Affiche du film Peur Primale de Gregory Hoblit (1996)
Peur primale film affiche

Des machines à lire les pensées ?

Si nous disposions de moyens techniques pour déceler les mensonges et lire dans les pensées pourquoi s’en priver ? Les neurosciences étudient le fonctionnement du cerveau depuis des années. Les récents progrès en termes d’imagerie ont été prodigieux. Ils permettent de visualiser certaines activités du cerveau, par exemple la reconnaissance d’images particulières ou familières, des résultats impressionnants mais encore imparfaits et basés sur des analyses statistiques. Pourtant certains tribunaux acceptent déjà la présentation d’images cérébrales durant les plaidoiries notamment aux Etats-Unis.

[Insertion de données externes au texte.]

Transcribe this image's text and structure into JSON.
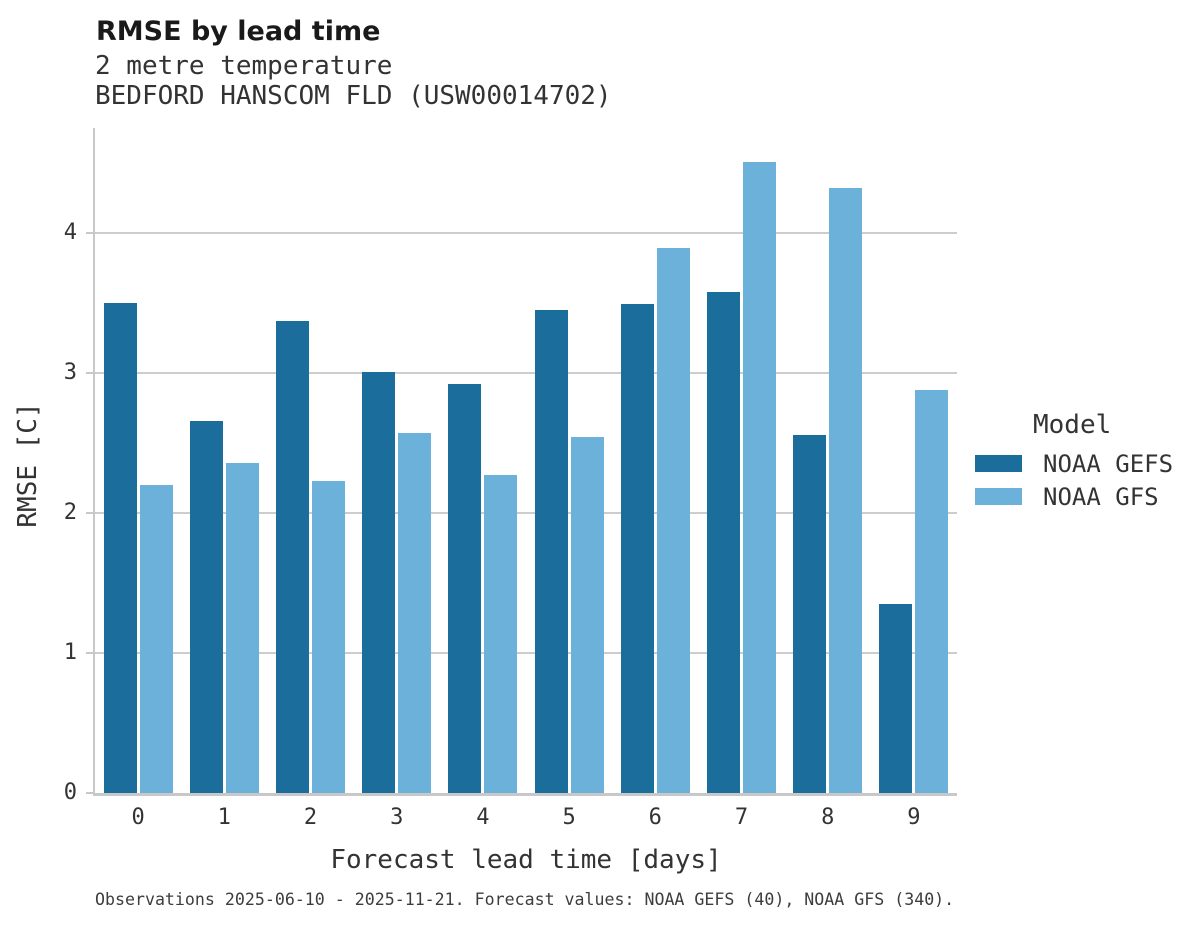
{
  "header": {
    "title": "RMSE by lead time",
    "subtitle_line1": "2 metre temperature",
    "subtitle_line2": "BEDFORD HANSCOM FLD (USW00014702)"
  },
  "axes": {
    "xlabel": "Forecast lead time [days]",
    "ylabel": "RMSE [C]"
  },
  "legend": {
    "title": "Model",
    "items": [
      {
        "label": "NOAA GEFS",
        "color": "#1b6e9c"
      },
      {
        "label": "NOAA GFS",
        "color": "#6bb1da"
      }
    ]
  },
  "footer": {
    "caption": "Observations 2025-06-10 - 2025-11-21. Forecast values: NOAA GEFS (40), NOAA GFS (340)."
  },
  "colors": {
    "gefs_bar": "#1b6e9c",
    "gfs_bar": "#6bb1da",
    "gridline": "#cdcdcd",
    "axis_spine": "#c8c8c8",
    "title_text": "#1a1a1a",
    "body_text": "#333333"
  },
  "chart_data": {
    "type": "bar",
    "title": "RMSE by lead time",
    "subtitle": [
      "2 metre temperature",
      "BEDFORD HANSCOM FLD (USW00014702)"
    ],
    "xlabel": "Forecast lead time [days]",
    "ylabel": "RMSE [C]",
    "categories": [
      "0",
      "1",
      "2",
      "3",
      "4",
      "5",
      "6",
      "7",
      "8",
      "9"
    ],
    "series": [
      {
        "name": "NOAA GEFS",
        "color": "#1b6e9c",
        "values": [
          3.5,
          2.66,
          3.37,
          3.01,
          2.92,
          3.45,
          3.49,
          3.58,
          2.56,
          1.35
        ]
      },
      {
        "name": "NOAA GFS",
        "color": "#6bb1da",
        "values": [
          2.2,
          2.36,
          2.23,
          2.57,
          2.27,
          2.54,
          3.89,
          4.51,
          4.32,
          2.88
        ]
      }
    ],
    "ylim": [
      0,
      4.75
    ],
    "yticks": [
      0,
      1,
      2,
      3,
      4
    ],
    "grid": true,
    "legend_title": "Model",
    "legend_position": "right"
  }
}
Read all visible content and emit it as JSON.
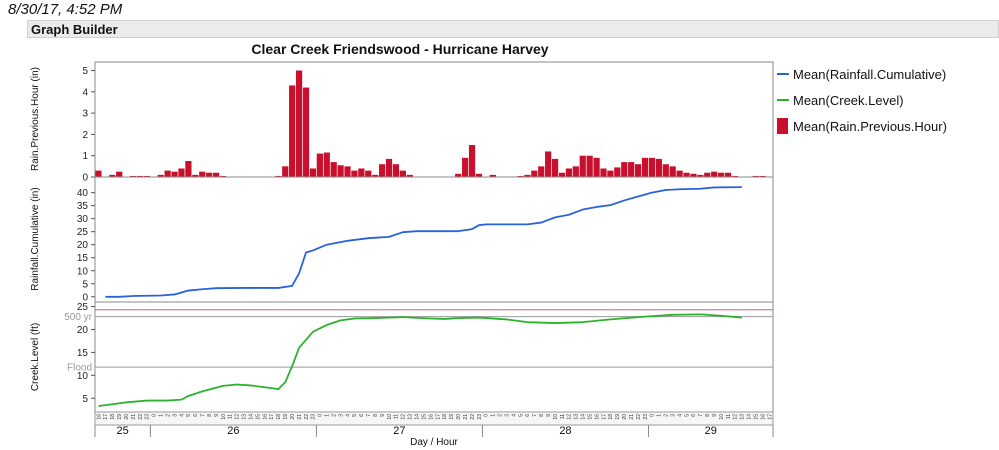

En Mars, le Comité consultatif national d’éthique (CCNE) français a publié un rapport sur « Enjeux éthiques de la neuroimagerie fonctionnelle. » Un chapitre traite notamment des dérives judiciaires de l’utilisation de l’imagerie par résonance magnétique fonctionnelle (IRMf). On dénombrerait aux Etats-Unis 130 procès lors desquels des spécialistes de l’imagerie cérébrales auraient été amenés à témoigner sur la base de diagnostics scientifiques. En 2008, une jeune indienne de 24 ans avait été condamnée à perpétuité pour le meurtre de son ancien petit ami. La pièce majeure sur lequel s’appuyait le verdict était des enregistrements encéphalogrammes du cerveau de la jeune femme qui démontreraient, selon le procureur, « qu’elle avait une connaissance expérimentale » du déroulement du crime. Début 2009, elle et son actuel mari furent libérés sous caution. Lors d’un second examen, les preuves de sa culpabilité ont été jugées peu convaincantes et la technique utilisée fut déclarée « inconstitutionnelle ».

 

Limites des techniques

En France, l’imagerie cérébrale ne peut à ce jour servir de preuve dans un procès criminel. L’utilisation lors des procès de diagnostics jugeant de la santé mentale des criminels soulèvent des inquiétudes de plusieurs sortes. La fiabilité des diagnostiques reste encore aujourd’hui imparfaite. De plus, des questions éthiques interrogent le bien-fondé de ces machines à lire les pensées. En définitive, les techniques scientifiques peuvent servir d’éléments d’analyse pour corroborer des preuves concrètes. Par contre, elles ne doivent en aucun cas prendre la place de la méthode judiciaire alliant interrogatoires croisés, droit des prévenus, analyses de terrain et investigations approfondies.

Demain le tribunal norvégien pourrait juger Breivik pénalement irresponsable du fait de désordres mentaux. Un tel jugement est tout de même peu probable. Mais ce genre de situation devrait devenir de plus en plus courante avec l’amélioration des techniques d’étude du cerveau. La manière dont la justice devra traiter les criminels atteints d’anomalies cérébrales soulèvera des questions éthiques. Ces criminels sont-ils responsables de leurs actes ? Où commence le libre arbitre des individus ? La justice doit-elle punir ces hommes ou les soigner ? Où se trouvent les dérives, dans l’utilisation de ces techniques pour échapper à la prison ou dans leur utilisation comme preuve de la culpabilité des individus ? Des questions auxquelles il est nécessaire de répondre avant que ne soient réellement utilisées ces techniques scientifiques.